MACABRE and gruesome characters have taken over at the Yorkshire Sculpture Park this month.

In the run-up to Halloween the work on show at the park, which attracts thousands of visitors a year, is from hotly-tipped artist Rachel Goodyear.

Drawings by Rachel – who was tipped as one of the Art Review’s Future Greats – will be hung in the West Bretton park’s Bothy Gallery.

Exploring themes of fear, desire, vulnerability and isolation, Goodyear invites the viewer into a dark place where human psychologies and animal behaviour collide and merge.

Rachel was born in Oldham and completed her BA (hons) in Fine Art at Leeds Metropolitan University in 2000. Since then she has lived and worked in Manchester.

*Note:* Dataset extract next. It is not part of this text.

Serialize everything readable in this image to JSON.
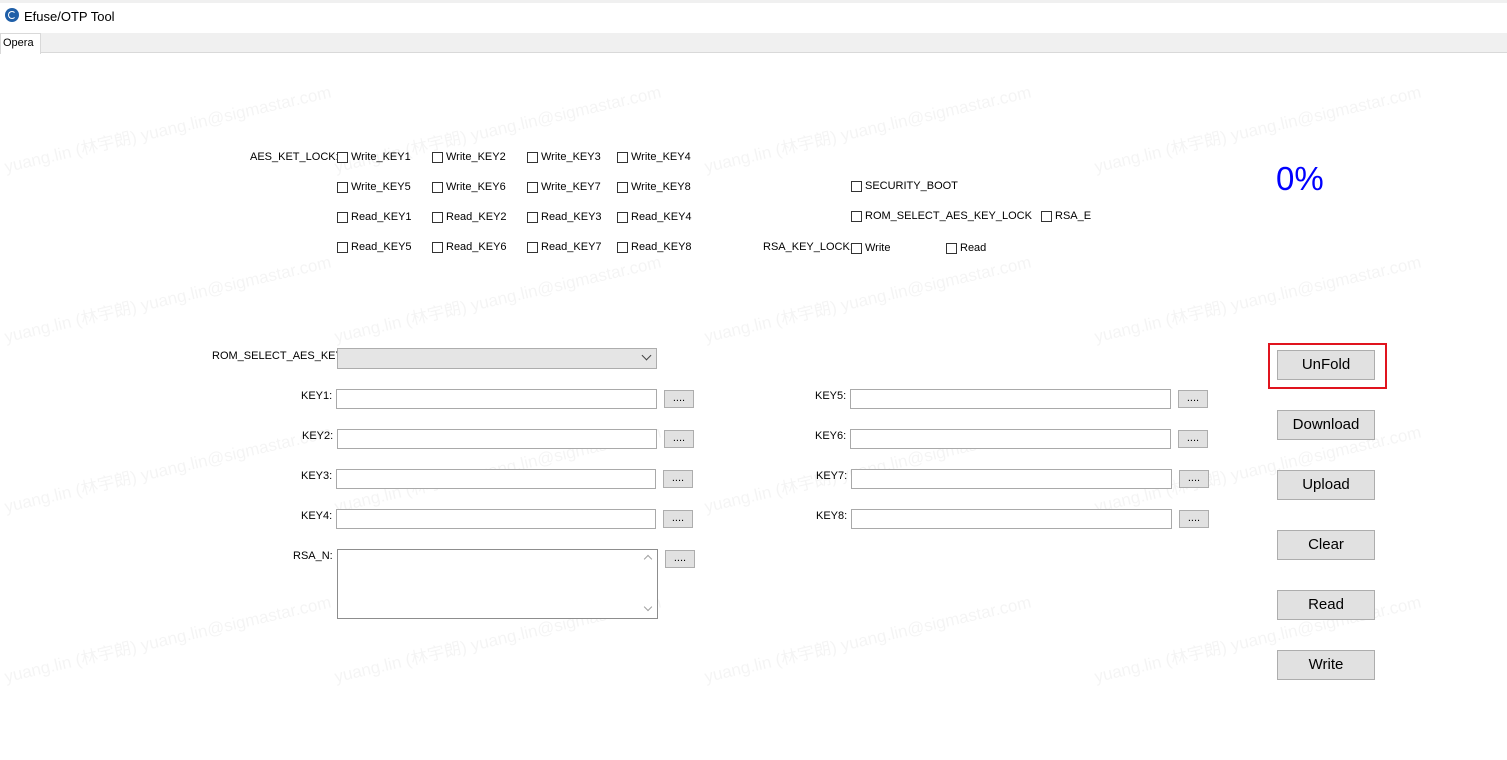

Programme director Clare Lilley said: “Rachel’s extraordinary drawings have rapidly attracted award nominations, public and private collectors and critical acclaim.

“The compelling cast of characters she has created inhabit a strange and complex world of contradictions, existing somewhere between the macabre and mundane.”

The exhibition includes a new series of work inspired by time spent walking and discovering the physical and imagined landscape at the sculpture park, resulting, for the first time, in small-scale sculptures by Rachel.

Ms Lilley said: “As if scrambling from the pages of Rachel’s sketchbook, figures appear in the gallery as animations and porcelain sculptures, still fragile and unsure of their new configuration.

“The viewer struggles to recognise the human or animal depicted in sculptures – such as the hazards of falling asleep in the woods – but is nonetheless intrigued by what could have happened to these creatures whose bodies have become engulfed by a strange material.”

One of Rachel’s pieces depicts a faceless bride led to the altar by a pack of Labradors.

In others, she draws on myth – depicting the ‘trickster’ who appears at doorways or in poorly-constructed disguises.

Ms Lilley said: “Rachel’s new animations show devils locked in an endless spiral, their dance more than tinged with menace.

“Sinister sound within them draws the viewer through the gallery and into the artist’s world, where fascination and bewilderment at the conduct of these characters takes over.”

Rachel’s current work is informed by her recent residency at the Banff Centre, which is set within the remote mountains of Banff National Park, Canada.

The exhibition runs until January 3.